History records that in 1822 Leopold Gmelin (1788–1853), then Professor of Chemistry at Heidelberg University made a modest contribution to the advancement of the chemistry of the platinum metals by his discovery, in collaboration with Fredrich Wöhler, of the double potassium cyanides of both platinum and palladium. A more notable and lasting achievement was, of course, the establishment in 1817 of his “Handbook of Theoretical Chemistry” which recorded and reviewed progress in that subject. Over the intervening years this process has continued, and although organic chemistry is no longer included the length and importance of the publication has grown remarkably as has the task of compiling it. Now the responsibility of the Gmelin Institute for Inorganic Chemistry, one of the institutes of the Max-Planck Society for the Advancement of Science, the handbook is currently in its 8th edition.

The recently available Gmelin volume on the technology of the platinum group metals has been written by an international team, each member of which is a recognised authority on their specialised topic. First the recovery of the platinum group metals is considered by R. I. Edwards, W. A. M. te Riele and G. J. Bernfeld, of the Council for Mineral Technology, Randburg. In a 23 page chapter the established methods of concentrating and refining the platinum group metals are considered, as are the most modern extraction techniques.

The purity of the platinum metals has long been important to people investigating the structure and properties of these metals, but increasingly their successful application under arduous conditions in high-technology fields is dependent, to a very large extent, upon the absence of impurities. The chapter on high purity metals, prepared by W. Westwood, formerly of Johnson Matthey, occupies 42 pages and complements the preceding chapter by first considering the methods used to refine the metals. It then goes on to review the various purification routes and the methods of determining impurities.

Although the electrodeposition of platinum has been practised for over 150 years, the subject still attracts considerable interest as users strive to exploit the properties of certain of the platinum group metals in the most economical way. Within the 26 pages devoted to electrodeposition, ruthenium, palladium, osmium, iridium and platinum have been reviewed by Ch. J. Raub, of Forschungsinstitut für Edelmetalle und Metallchemie, and rhodium by F. Simon of Degussa. The properties of electrodeposited rhodium, which include tarnish resistance, good wear resistance, low contact resistance, high reflectivity and attractive colour, make it a most useful material for both industrial and decorative purposes. Iridium plating has not found wide technical application due to practical difficulties, while a lack of interest has, perhaps, restricted the investigation of osmium deposits. Despite extensive investigation, electrodeposited ruthenium has found only limited industrial application. Within the electronics industry there is an economic incentive to use palladium electrodeposits as a substitute for gold. There is little interest in platinum for this particular purpose, but it finds application elsewhere and the various methods of coating substrates with platinum are considered.

In view of their long established use for many important industrial applications it is not surprising that the chapter devoted to platinum group metals, alloys and compounds in catalysis forms, by far, the largest part of this volume. Within these 226 pages, prepared by A. J. Bird of the Johnson Matthey Technology Centre, all major aspects of platinum group metals catalyst chemistry and technology are reviewed; indeed it seems unlikely that any significant topic has been neglected. Major divisions include 55 pages on unsupported metals and metal alloy catalysts and 23 pages on supported metals and metal alloy catalysts, while platinum group metal compounds in catalysis occupies 122 pages. These three are then subdivided into sections on preparation, properties and the various reactions for which they are used. Although there is no index within the volume, the table of contents and the general arrangement of this and other chapters, enables readers to locate readily the sections of particular interest.
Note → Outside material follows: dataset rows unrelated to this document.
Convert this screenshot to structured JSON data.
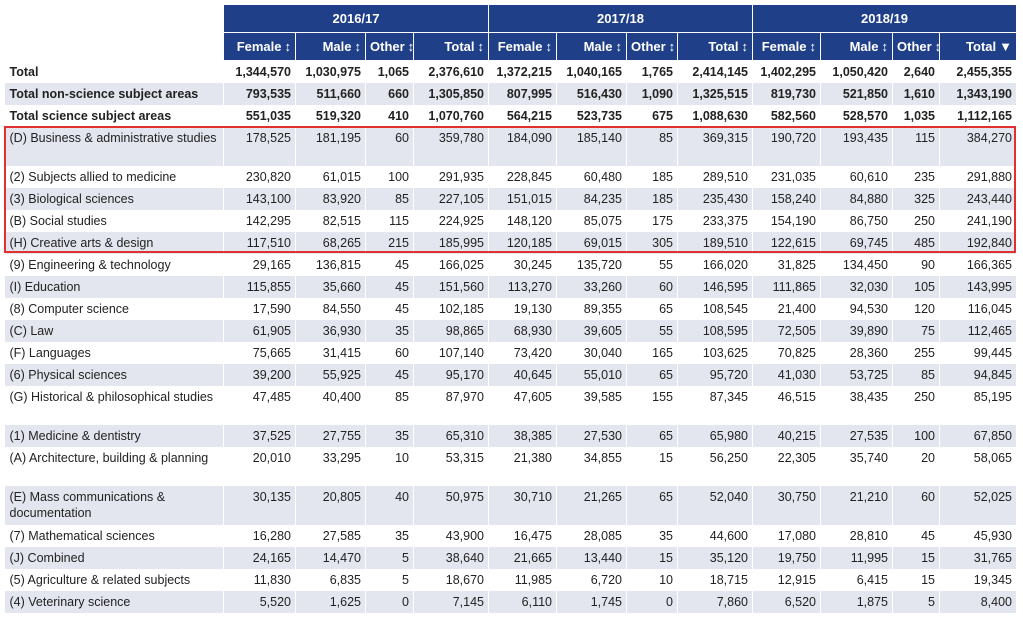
{
  "years": [
    "2016/17",
    "2017/18",
    "2018/19"
  ],
  "columns": [
    "Female",
    "Male",
    "Other",
    "Total"
  ],
  "sort_icon": "↕",
  "sorted_icon": "▼",
  "rows": [
    {
      "label": "Total",
      "v": [
        "1,344,570",
        "1,030,975",
        "1,065",
        "2,376,610",
        "1,372,215",
        "1,040,165",
        "1,765",
        "2,414,145",
        "1,402,295",
        "1,050,420",
        "2,640",
        "2,455,355"
      ]
    },
    {
      "label": "Total non-science subject areas",
      "v": [
        "793,535",
        "511,660",
        "660",
        "1,305,850",
        "807,995",
        "516,430",
        "1,090",
        "1,325,515",
        "819,730",
        "521,850",
        "1,610",
        "1,343,190"
      ]
    },
    {
      "label": "Total science subject areas",
      "v": [
        "551,035",
        "519,320",
        "410",
        "1,070,760",
        "564,215",
        "523,735",
        "675",
        "1,088,630",
        "582,560",
        "528,570",
        "1,035",
        "1,112,165"
      ]
    },
    {
      "label": "(D) Business & administrative studies",
      "v": [
        "178,525",
        "181,195",
        "60",
        "359,780",
        "184,090",
        "185,140",
        "85",
        "369,315",
        "190,720",
        "193,435",
        "115",
        "384,270"
      ]
    },
    {
      "label": "(2) Subjects allied to medicine",
      "v": [
        "230,820",
        "61,015",
        "100",
        "291,935",
        "228,845",
        "60,480",
        "185",
        "289,510",
        "231,035",
        "60,610",
        "235",
        "291,880"
      ]
    },
    {
      "label": "(3) Biological sciences",
      "v": [
        "143,100",
        "83,920",
        "85",
        "227,105",
        "151,015",
        "84,235",
        "185",
        "235,430",
        "158,240",
        "84,880",
        "325",
        "243,440"
      ]
    },
    {
      "label": "(B) Social studies",
      "v": [
        "142,295",
        "82,515",
        "115",
        "224,925",
        "148,120",
        "85,075",
        "175",
        "233,375",
        "154,190",
        "86,750",
        "250",
        "241,190"
      ]
    },
    {
      "label": "(H) Creative arts & design",
      "v": [
        "117,510",
        "68,265",
        "215",
        "185,995",
        "120,185",
        "69,015",
        "305",
        "189,510",
        "122,615",
        "69,745",
        "485",
        "192,840"
      ]
    },
    {
      "label": "(9) Engineering & technology",
      "v": [
        "29,165",
        "136,815",
        "45",
        "166,025",
        "30,245",
        "135,720",
        "55",
        "166,020",
        "31,825",
        "134,450",
        "90",
        "166,365"
      ]
    },
    {
      "label": "(I) Education",
      "v": [
        "115,855",
        "35,660",
        "45",
        "151,560",
        "113,270",
        "33,260",
        "60",
        "146,595",
        "111,865",
        "32,030",
        "105",
        "143,995"
      ]
    },
    {
      "label": "(8) Computer science",
      "v": [
        "17,590",
        "84,550",
        "45",
        "102,185",
        "19,130",
        "89,355",
        "65",
        "108,545",
        "21,400",
        "94,530",
        "120",
        "116,045"
      ]
    },
    {
      "label": "(C) Law",
      "v": [
        "61,905",
        "36,930",
        "35",
        "98,865",
        "68,930",
        "39,605",
        "55",
        "108,595",
        "72,505",
        "39,890",
        "75",
        "112,465"
      ]
    },
    {
      "label": "(F) Languages",
      "v": [
        "75,665",
        "31,415",
        "60",
        "107,140",
        "73,420",
        "30,040",
        "165",
        "103,625",
        "70,825",
        "28,360",
        "255",
        "99,445"
      ]
    },
    {
      "label": "(6) Physical sciences",
      "v": [
        "39,200",
        "55,925",
        "45",
        "95,170",
        "40,645",
        "55,010",
        "65",
        "95,720",
        "41,030",
        "53,725",
        "85",
        "94,845"
      ]
    },
    {
      "label": "(G) Historical & philosophical studies",
      "v": [
        "47,485",
        "40,400",
        "85",
        "87,970",
        "47,605",
        "39,585",
        "155",
        "87,345",
        "46,515",
        "38,435",
        "250",
        "85,195"
      ]
    },
    {
      "label": "(1) Medicine & dentistry",
      "v": [
        "37,525",
        "27,755",
        "35",
        "65,310",
        "38,385",
        "27,530",
        "65",
        "65,980",
        "40,215",
        "27,535",
        "100",
        "67,850"
      ]
    },
    {
      "label": "(A) Architecture, building & planning",
      "v": [
        "20,010",
        "33,295",
        "10",
        "53,315",
        "21,380",
        "34,855",
        "15",
        "56,250",
        "22,305",
        "35,740",
        "20",
        "58,065"
      ]
    },
    {
      "label": "(E) Mass communications & documentation",
      "v": [
        "30,135",
        "20,805",
        "40",
        "50,975",
        "30,710",
        "21,265",
        "65",
        "52,040",
        "30,750",
        "21,210",
        "60",
        "52,025"
      ]
    },
    {
      "label": "(7) Mathematical sciences",
      "v": [
        "16,280",
        "27,585",
        "35",
        "43,900",
        "16,475",
        "28,085",
        "35",
        "44,600",
        "17,080",
        "28,810",
        "45",
        "45,930"
      ]
    },
    {
      "label": "(J) Combined",
      "v": [
        "24,165",
        "14,470",
        "5",
        "38,640",
        "21,665",
        "13,440",
        "15",
        "35,120",
        "19,750",
        "11,995",
        "15",
        "31,765"
      ]
    },
    {
      "label": "(5) Agriculture & related subjects",
      "v": [
        "11,830",
        "6,835",
        "5",
        "18,670",
        "11,985",
        "6,720",
        "10",
        "18,715",
        "12,915",
        "6,415",
        "15",
        "19,345"
      ]
    },
    {
      "label": "(4) Veterinary science",
      "v": [
        "5,520",
        "1,625",
        "0",
        "7,145",
        "6,110",
        "1,745",
        "0",
        "7,860",
        "6,520",
        "1,875",
        "5",
        "8,400"
      ]
    }
  ]
}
The biological activity of platinum compounds and their medical uses is considered by P. Köpf-Maier of the University of Ulm and H. Köpf of the Technische Universität, Berlin. In contrast to the preceding tome, this 23 page section is concerned with knowledge which has been accumulated during a period of only about twenty years. The progress made in this time is remarkable, and one may anticipate that a later Gmelin supplement will have to devote a more lengthy section to this important topic.
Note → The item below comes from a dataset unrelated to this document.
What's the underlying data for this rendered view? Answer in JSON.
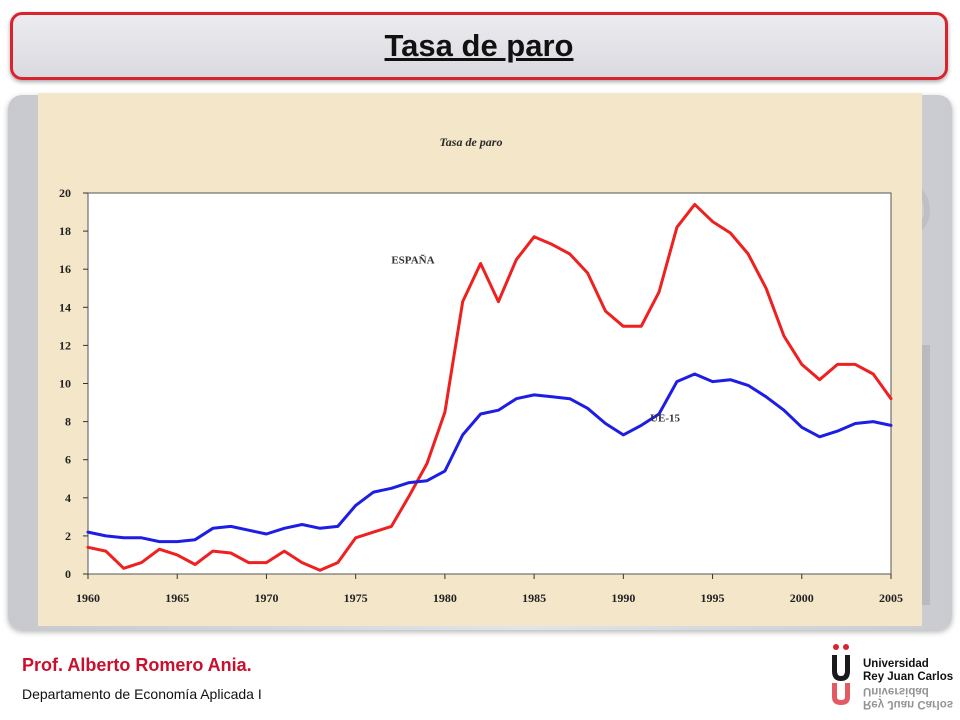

In the main, this handbook covers the literature up until 1983, and its importance results from the many relevant sources referenced. These also serve to indicate the publications that should be searched by investigators requiring more recent information. At the front of this book a list is given of other Gmelin volumes on the platinum group metals. These are likely to emphasise work regarded as particularly significant up to the time of their publication, and they are tabulated here for the benefit of readers who may wish to study other aspects of platinum group metals chemistry.